Volunteers from the American Red Cross provided care at the first two emergency HHS sites, a converted camp for oil workers in Midland, Texas, and the Dallas convention center. Those volunteers are now being phased out.
The Red Cross and HHS for several days refused to acknowledge that the volunteers weren’t given FBI fingerprint checks. The Red Cross first said that all of its volunteers underwent background checks when they joined the group. On Tuesday, the group said it was “refreshing” checks on about 300 volunteers sent to care for children and that it had not found any new red flags.
HHS spokesman Mark Weber said he could not yet identify which companies or groups will now step in.
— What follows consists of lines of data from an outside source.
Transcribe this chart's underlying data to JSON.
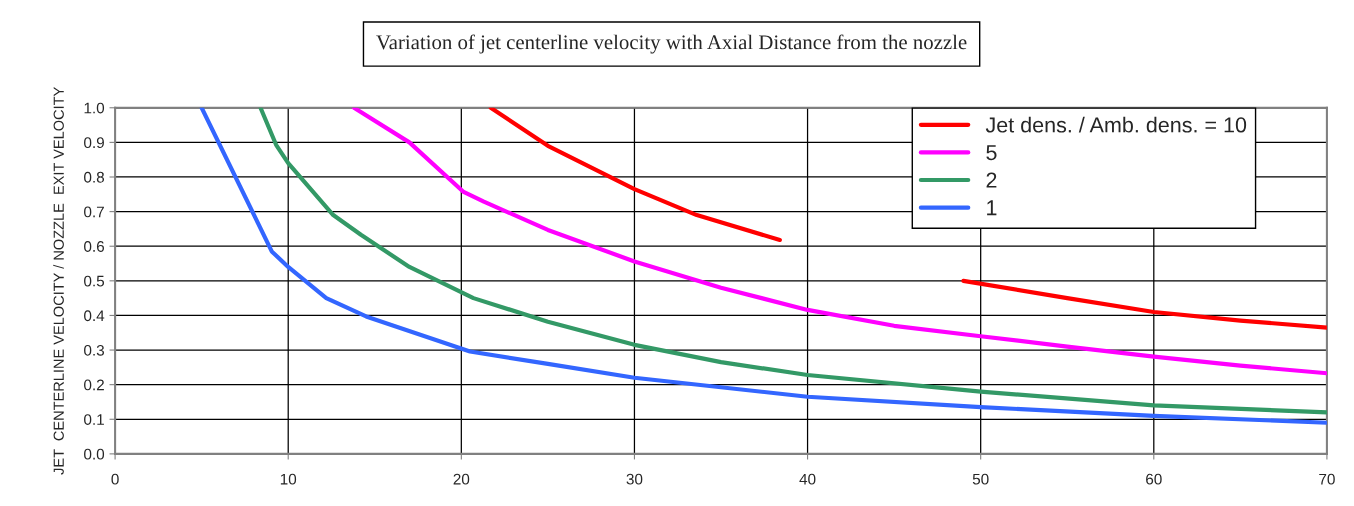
{
  "chart_data": {
    "type": "line",
    "title": "Variation of jet centerline velocity with Axial Distance from the nozzle",
    "ylabel": "JET  CENTERLINE VELOCITY / NOZZLE  EXIT VELOCITY",
    "series": [
      {
        "name": "Jet dens. / Amb. dens. = 10",
        "color": "#ff0000",
        "x": [
          21.7,
          25,
          30,
          33.6,
          38.4,
          43,
          49,
          55,
          60,
          65,
          70
        ],
        "values": [
          1.0,
          0.89,
          0.765,
          0.69,
          0.618,
          null,
          0.5,
          0.45,
          0.41,
          0.385,
          0.365
        ]
      },
      {
        "name": "5",
        "color": "#ff00ff",
        "x": [
          13.8,
          17,
          20.1,
          21.3,
          25,
          30,
          35,
          40,
          45,
          50,
          55,
          60,
          65,
          70
        ],
        "values": [
          1.0,
          0.9,
          0.758,
          0.729,
          0.647,
          0.556,
          0.48,
          0.416,
          0.37,
          0.34,
          0.31,
          0.281,
          0.255,
          0.233
        ]
      },
      {
        "name": "2",
        "color": "#339966",
        "x": [
          8.4,
          9.3,
          10,
          12.6,
          14.2,
          17,
          20.7,
          25,
          30,
          35,
          40,
          50,
          60,
          70
        ],
        "values": [
          1.0,
          0.893,
          0.84,
          0.69,
          0.633,
          0.54,
          0.45,
          0.382,
          0.315,
          0.265,
          0.228,
          0.18,
          0.14,
          0.12
        ]
      },
      {
        "name": "1",
        "color": "#3366ff",
        "x": [
          5.0,
          9.05,
          10,
          12.2,
          14.5,
          20.5,
          25,
          30,
          40,
          50,
          60,
          70
        ],
        "values": [
          1.0,
          0.585,
          0.54,
          0.45,
          0.397,
          0.296,
          0.26,
          0.22,
          0.165,
          0.135,
          0.11,
          0.09
        ]
      }
    ],
    "xlim": [
      0,
      70
    ],
    "xticks": [
      0,
      10,
      20,
      30,
      40,
      50,
      60,
      70
    ],
    "ylim": [
      0.0,
      1.0
    ],
    "yticks": [
      {
        "value": 0,
        "label": "0.0"
      },
      0.1,
      0.2,
      0.3,
      0.4,
      0.5,
      0.6,
      0.7,
      0.8,
      0.9,
      {
        "value": 1,
        "label": "1.0"
      }
    ],
    "grid": true,
    "legend": "top right",
    "marker": "none",
    "line_style": "solid"
  }
}
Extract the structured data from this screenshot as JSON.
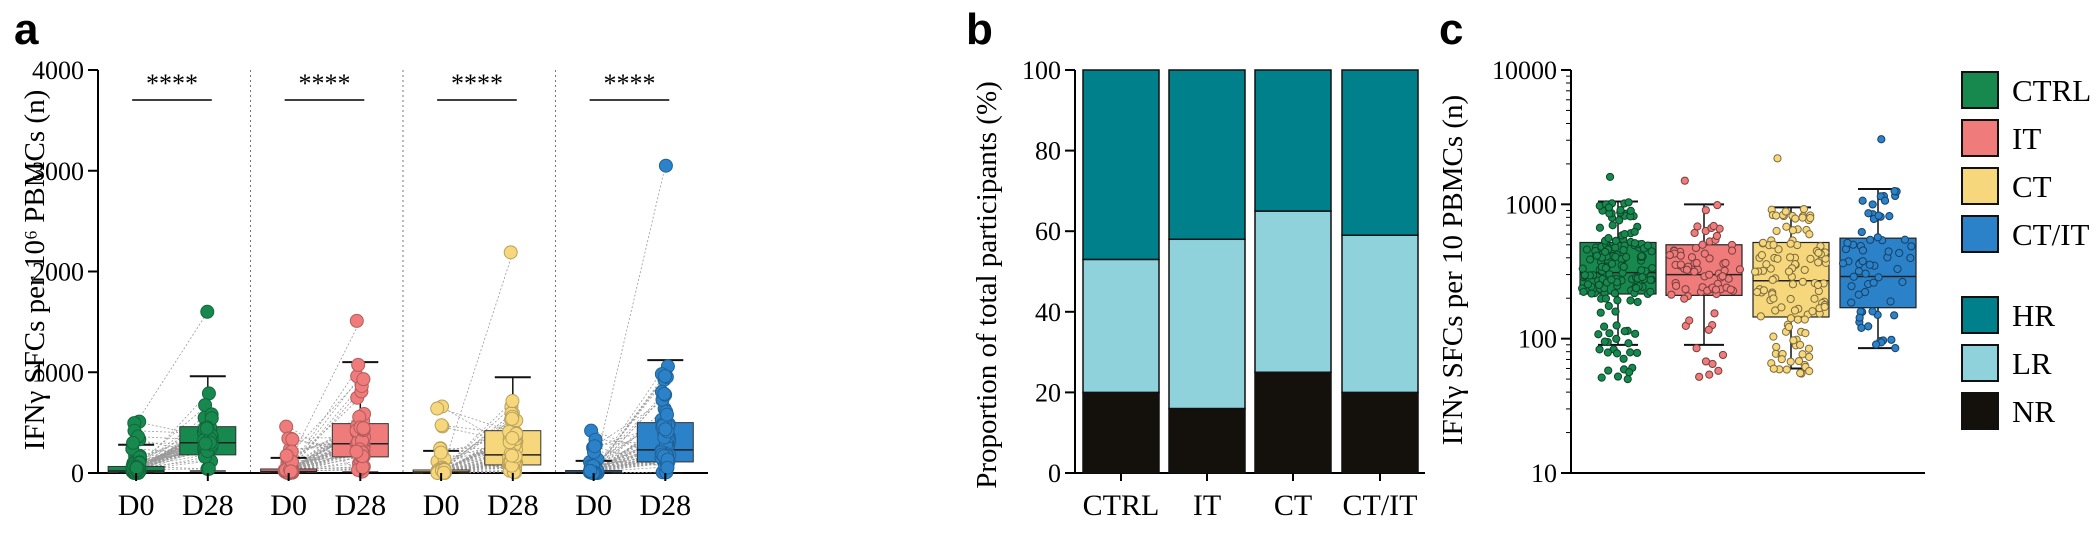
{
  "colors": {
    "CTRL": "#17894f",
    "IT": "#ef7b7b",
    "CT": "#f7d77c",
    "CT_IT": "#2b82c9",
    "HR": "#00808a",
    "LR": "#90d2dc",
    "NR": "#14110d"
  },
  "chart_data": [
    {
      "panel": "a",
      "type": "box",
      "ylabel": "IFNγ SFCs per 10⁶ PBMCs (n)",
      "ylim": [
        0,
        4000
      ],
      "yticks": [
        "0",
        "1000",
        "2000",
        "3000",
        "4000"
      ],
      "groups": [
        {
          "name": "CTRL",
          "color_key": "CTRL",
          "significance": "****",
          "D0": {
            "label": "D0",
            "q1": 5,
            "median": 20,
            "q3": 65,
            "whisker_low": 0,
            "whisker_high": 280,
            "max": 510
          },
          "D28": {
            "label": "D28",
            "q1": 180,
            "median": 300,
            "q3": 460,
            "whisker_low": 20,
            "whisker_high": 960,
            "max": 1600
          }
        },
        {
          "name": "IT",
          "color_key": "IT",
          "significance": "****",
          "D0": {
            "label": "D0",
            "q1": 5,
            "median": 15,
            "q3": 40,
            "whisker_low": 0,
            "whisker_high": 150,
            "max": 460
          },
          "D28": {
            "label": "D28",
            "q1": 160,
            "median": 290,
            "q3": 490,
            "whisker_low": 10,
            "whisker_high": 1100,
            "max": 1510
          }
        },
        {
          "name": "CT",
          "color_key": "CT",
          "significance": "****",
          "D0": {
            "label": "D0",
            "q1": 0,
            "median": 10,
            "q3": 30,
            "whisker_low": 0,
            "whisker_high": 220,
            "max": 660
          },
          "D28": {
            "label": "D28",
            "q1": 80,
            "median": 180,
            "q3": 420,
            "whisker_low": 0,
            "whisker_high": 950,
            "max": 2190
          }
        },
        {
          "name": "CT/IT",
          "color_key": "CT_IT",
          "significance": "****",
          "D0": {
            "label": "D0",
            "q1": 0,
            "median": 8,
            "q3": 25,
            "whisker_low": 0,
            "whisker_high": 120,
            "max": 420
          },
          "D28": {
            "label": "D28",
            "q1": 110,
            "median": 230,
            "q3": 500,
            "whisker_low": 0,
            "whisker_high": 1120,
            "max": 3050
          }
        }
      ]
    },
    {
      "panel": "b",
      "type": "bar",
      "stacked": true,
      "ylabel": "Proportion of total participants (%)",
      "ylim": [
        0,
        100
      ],
      "yticks": [
        "0",
        "20",
        "40",
        "60",
        "80",
        "100"
      ],
      "categories": [
        "CTRL",
        "IT",
        "CT",
        "CT/IT"
      ],
      "series": [
        {
          "name": "NR",
          "color_key": "NR",
          "values": [
            20,
            16,
            25,
            20
          ]
        },
        {
          "name": "LR",
          "color_key": "LR",
          "values": [
            33,
            42,
            40,
            39
          ]
        },
        {
          "name": "HR",
          "color_key": "HR",
          "values": [
            47,
            42,
            35,
            41
          ]
        }
      ]
    },
    {
      "panel": "c",
      "type": "box",
      "yscale": "log",
      "ylabel": "IFNγ SFCs per 10 PBMCs (n)",
      "ylim": [
        10,
        10000
      ],
      "yticks": [
        "10",
        "100",
        "1000",
        "10000"
      ],
      "groups": [
        {
          "name": "CTRL",
          "color_key": "CTRL",
          "q1": 215,
          "median": 310,
          "q3": 520,
          "whisker_low": 90,
          "whisker_high": 1050,
          "min": 50,
          "max": 1600,
          "n": 160
        },
        {
          "name": "IT",
          "color_key": "IT",
          "q1": 210,
          "median": 300,
          "q3": 500,
          "whisker_low": 90,
          "whisker_high": 1000,
          "min": 52,
          "max": 1500,
          "n": 75
        },
        {
          "name": "CT",
          "color_key": "CT",
          "q1": 145,
          "median": 270,
          "q3": 520,
          "whisker_low": 60,
          "whisker_high": 950,
          "min": 55,
          "max": 2200,
          "n": 120
        },
        {
          "name": "CT/IT",
          "color_key": "CT_IT",
          "q1": 170,
          "median": 290,
          "q3": 560,
          "whisker_low": 85,
          "whisker_high": 1300,
          "min": 85,
          "max": 3050,
          "n": 65
        }
      ]
    }
  ],
  "panel_labels": {
    "a": "a",
    "b": "b",
    "c": "c"
  },
  "legend": [
    {
      "label": "CTRL",
      "color_key": "CTRL"
    },
    {
      "label": "IT",
      "color_key": "IT"
    },
    {
      "label": "CT",
      "color_key": "CT"
    },
    {
      "label": "CT/IT",
      "color_key": "CT_IT"
    },
    {
      "label": "HR",
      "color_key": "HR"
    },
    {
      "label": "LR",
      "color_key": "LR"
    },
    {
      "label": "NR",
      "color_key": "NR"
    }
  ]
}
The department asked contractors in mid-March to submit bids to provide child care and transportation.
Leecia Welch, an attorney for the nonprofit National Center for Youth Law who monitors the treatment of immigrant children, said lawyers would pay “close attention to whether this temporary waiver becomes standard operating practice.”
“Given the urgency of the current placement crisis, families deserve the same flexibility as the for-profit companies contracting with the federal government,” she said.
Safety concerns have already been raised about the Midland camp. One official working there noted a lack of new clothes and caseworkers when teenagers initially arrived, and state regulators last week warned that the water on site may not be safe, forcing U.S. authorities to give teens bottles until they could arrange for water deliveries.
Michelle Saenz-Rodriguez, a Dallas-based immigration lawyer, described the Dallas convention center as reminiscent of a barracks but “very welcoming.” She visited the convention center in its first days as a volunteer for Catholic Charities and said that cots for more than 2,000 boys have been placed in socially distanced rows in a ballroom.
After being bused to the site, the boys get clean clothes, a pillow, a blanket and a COVID-19 test, Saenz-Rodriguez said. She saw them last week sitting together at tables, talking and playing card games. Most did not understand why they’d been brought to Dallas or what would happen to them next, she said.
“Their number one question is ‘How long are we going to be here? What’s going to happen to us?’” Saenz-Rodriguez said.